Avant d’être réalisateur de films pour de grands festivals (Jazz à Vienne, Jazz in Marciac…), Jean-Marc Birraux fut un photographe de jazz fort apprécié des initiés : nombre de ses photos figurent dans les anciens numéros de revues spécialisées (Jazz Magazine…) et autres pochettes de disques. Avec un art très sûr de la mise en scène et, parfois, de la distanciation humoristique, il a su saisir des traits de caractère insoupçonnés (un Martial Solal totalement « relax ») ou sublimer des qualités bien connues (le jeu méditatif d’un Keith Jarrett).
S’il est vrai que tout musicien de jazz, en tant qu’artiste du spectacle vivant, aime forcément la scène, grâce à Jean-Marc Birraux, on s’aperçoit que le jazzman, en apparence discret le plus souvent, n’hésite pas à se mettre en scène et que, généralement, il est loin de manquer d’humour : Sun Râ est à son affaire pour jouer les divinités courroucées ; Carla Bley s’est, au contraire, métamorphosée en une modeste Cendrillon, Marvin Gaye (souvent jazzy et carrément jazz avec son Romantically Yours de 1985) mime un strip-tease pour chauffer gaiment la salle, tandis que Dave Liebman s’amuse de la visite impromptue d’un chat décidément mélomane.

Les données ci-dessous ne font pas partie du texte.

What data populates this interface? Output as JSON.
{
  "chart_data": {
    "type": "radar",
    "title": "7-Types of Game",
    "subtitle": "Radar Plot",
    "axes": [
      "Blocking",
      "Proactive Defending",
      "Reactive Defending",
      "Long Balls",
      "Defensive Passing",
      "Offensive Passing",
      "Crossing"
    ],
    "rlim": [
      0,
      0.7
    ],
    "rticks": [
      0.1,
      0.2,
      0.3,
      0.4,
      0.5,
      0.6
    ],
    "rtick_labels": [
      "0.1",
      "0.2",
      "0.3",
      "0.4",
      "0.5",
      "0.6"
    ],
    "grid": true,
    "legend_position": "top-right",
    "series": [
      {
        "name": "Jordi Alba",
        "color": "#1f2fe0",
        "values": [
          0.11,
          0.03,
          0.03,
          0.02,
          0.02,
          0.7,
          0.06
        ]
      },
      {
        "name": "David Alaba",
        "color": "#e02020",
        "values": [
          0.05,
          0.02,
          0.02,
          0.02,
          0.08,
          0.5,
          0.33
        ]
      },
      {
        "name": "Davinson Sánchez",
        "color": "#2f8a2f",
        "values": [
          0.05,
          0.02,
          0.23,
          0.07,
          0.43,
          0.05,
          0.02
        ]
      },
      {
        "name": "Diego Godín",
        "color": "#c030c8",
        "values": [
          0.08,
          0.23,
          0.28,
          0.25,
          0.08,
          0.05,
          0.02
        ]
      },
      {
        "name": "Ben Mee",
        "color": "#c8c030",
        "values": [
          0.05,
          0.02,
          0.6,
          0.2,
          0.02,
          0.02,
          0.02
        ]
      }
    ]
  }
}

Dans d’autres « compositions », Jean-Marc Birraux s’amuse à inverser les rôles : Martial Solal, totalement « relax » côté public, affiche ici une attitude tellement inhabituelle comparée à la tension et à la complexité de son jeu pianistique. Le jeune Winton Marsalis est aussi passé du côté du public : caracolant dans les gradins des arènes de Nîmes, il cherche à savoir dans quelle direction pourra bien souffler le Mistral ce soir au moment du spectacle. Avec Michel Legrand à la trompette et Dizzy Gillespie au piano, c’est l’inversion des instruments cette fois, chacun des musicien espérant peut-être explorer l’imaginaire musical de l’autre. Quant à Ornette Coleman il nous fait croire qu’il a failli devenir vidéaste mais que le destin lui a réservé une autre voie plus « sonore ».
Toutefois, Jean-Marc Birraux est sensible aux dialogue des arts, ce qu’illustrent ses photos de Miles Davis ou Daniel Humair qui, tous deux, ont carrément une double casquette artistique. De son côté, Jean-Luc Ponty égrène quelques notes pour s’attirer la bienveillance du génie du lieu peint à fresque, tandis que Steve Lacy mime, à travers gestes, posture et couleur, une affiche du peintre américain Keith Haring.
Parfois le choix de la mise en scène permet d’effacer toute référence à la musique : Max Roach, assis sur les marches de la Madeleine, n’a plus rien du grand batteur de l’histoire du jazz, mais tout d’un élégant prêt à se rendre à un rendez-vous galant ; Petrucciani prend certaines allures de parrain mafieux (alors qu’il est naturellement un « tueur » du clavier) ; Toots Thielemans apparaît comme un paisible retraité sur la Riviera qui semble avoir découvert par hasard un harmonica trainant sur la table du restaurant.
Mais il existe enfin une mise en scène qui dévoile les vérités et souligne des qualités de ces grands artistes que sont les jazzmen : Hayes Burnett se présente comme un vrai prisonnier de sa passion pour la contrebasse ; Sonny Rollins bien qu’il soit habité par le son de son saxophone semble néanmoins, par générosité, tendre l’instrument au passant. Enfin un must dans cette galerie de portraits : celui de Keith Jarrett méditant sur ses claviers intérieurs.